Intervention de Marylise Lebranchu

Séance en hémicycle du 18 février 2015 à 21h30
Nouvelle organisation territoriale de la république — Article 2

Marylise Lebranchu, ministre de la décentralisation et de la fonction publique :

Je suis naturellement défavorable à ces amendements. Il y avait environ une dizaine de schémas avant ce texte, voire davantage dans certaines régions. Nous sommes convenus avec beaucoup d’élus, aussi bien régionaux, départementaux que des intercommunalités, que très souvent cela prenait beaucoup de temps pour peu de rendement, même si ce mot n’est pas adapté à l’action publique. Quand nous avons réfléchi à la façon de donner à la région un pouvoir économique fort, il nous a semblé que c’était en lui permettant de déterminer les grandes orientations. Dans le schéma régional de développement économique, d’innovation et d’internationalisation des entreprises, les régions choisiront des secteurs à renforcer. En Bretagne, monsieur Le Fur, on peut ainsi prendre l’exemple des biotechnologies marines, dont le secteur a été intégré dans un tel schéma. Vous connaissez le succès de Goëmar.

Cela suppose de prendre des décisions sur des laboratoires de recherche, des pépinières d’entreprises, des incubateurs des applications de pôles de compétitivité, parce que l’on ne peut pas tout faire et que, à un moment donné, on décide que tel ou tel secteur a besoin d’un appui particulier. On peut très bien dresser, par région, des listes de choix de stratégie économique et de développement. On peut choisir de mettre l’accent sur l’enseignement supérieur, la recherche, la recherche-développement, le prototypage, l’accompagnement des entreprises, les relations entre les grandes et les petites entreprises, soit de tout ce qui a été imaginé à un moment de l’histoire des pôles de compétitivité. Il s’agit de définir une stratégie.

Un schéma, ce n’est pas un dispositif avec des plots et une carte pour guide, mais de la stratégie de développement et des choix à faire parce que nous y sommes obligés. Aujourd’hui, il peut s’agir de nanotechnologies, ailleurs de biotechnologies ou encore de matériaux intelligents – je pense, entre autres, à Roanne où se développe la recherche sur les colorations de textiles. À un moment donné, on a décidé de mettre le paquet sur une niche d’innovation intéressante, ce qui permet de passer de la recherche fondamentale à la recherche-développement en se rapprochant de l’entreprise. Pour avoir été comme beaucoup d’entre vous dans une entreprise pour voir comment cela se passait à ce propos, je peux témoigner que chacun était content d’être mis en relation avec le laboratoire adéquat, puis avec la salle blanche pour les prototypages, avant de fabriquer les pièces – au vrai sens du terme et non à l’emporte-pièce – dans le cadre d’un process industriel.

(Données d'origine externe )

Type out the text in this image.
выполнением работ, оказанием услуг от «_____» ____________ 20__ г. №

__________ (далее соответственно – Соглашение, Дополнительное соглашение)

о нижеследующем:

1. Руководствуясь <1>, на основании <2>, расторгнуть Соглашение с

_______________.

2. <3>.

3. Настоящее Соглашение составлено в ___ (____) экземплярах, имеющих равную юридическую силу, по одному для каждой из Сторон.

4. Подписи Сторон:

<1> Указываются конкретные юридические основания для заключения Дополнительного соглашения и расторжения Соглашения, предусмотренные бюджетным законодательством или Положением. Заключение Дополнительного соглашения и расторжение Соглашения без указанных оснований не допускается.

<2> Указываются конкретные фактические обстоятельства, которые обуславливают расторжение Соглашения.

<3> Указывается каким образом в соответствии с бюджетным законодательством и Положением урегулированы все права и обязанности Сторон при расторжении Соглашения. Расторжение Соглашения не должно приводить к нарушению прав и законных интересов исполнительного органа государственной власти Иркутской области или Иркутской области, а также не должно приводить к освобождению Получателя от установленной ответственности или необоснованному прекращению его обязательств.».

Un schéma, c’est aussi le choix de typologies d’aides directes : faut-il aider les entreprises quel que soit le secteur ? Doit-on faire attention à la concurrence ? Faut-il orienter les aides vers les secteurs en difficulté, en expansion ou en devenir, ou vers telle ou telle niche ? La concentration de tel ou tel type d’aide ne risque-t-il pas de déstabiliser le champ d’application du dispositif ? Bref, il y a énormément de questions à se poser, en lien avec les organisations patronales, les schémas régionaux de coopération intercommunale, les élus locaux, des chefs d’entreprise – qu’il s’agisse de PME, de TPE, d’entreprises émergentes, de start-up et j’en passe.

Je pense qu’on peut se mettre d’accord sur ce que sont un schéma de développement économique et une stratégie adaptée dans une perspective d’internationalisation, y compris dans des régions que certains connaissent bien ici. Certes, on a fait le reproche à cette notion d’internationalisation parce que des régions allaient dans tous les pays, mais c’est pourquoi il faut choisir des cibles en fonction des secteurs prioritaires choisis. Tout cela passe par la mutualisation, par la recherche de marchés, par l’accompagnement des entreprises à travers des conventions, ce qui suppose de rationaliser et de prévoir les moyens nécessaires. En effet, que s’est-il passé partout en France à la fin du XXe siècle, notamment dans les années 1990 et 2000 ? On a fait le choix de l’économie de la connaissance et de l’économie des services, oubliant la production industrielle. Dans le cadre du partage international du travail, on a estimé que celle-ci relevait d’autres pays, et on a eu tort. Nous en revenons donc à un équilibre entre service et production industrielle et à de véritables stratégies. Si on veut faire de nos régions des pôles forts, voilà vers quoi il faut aller.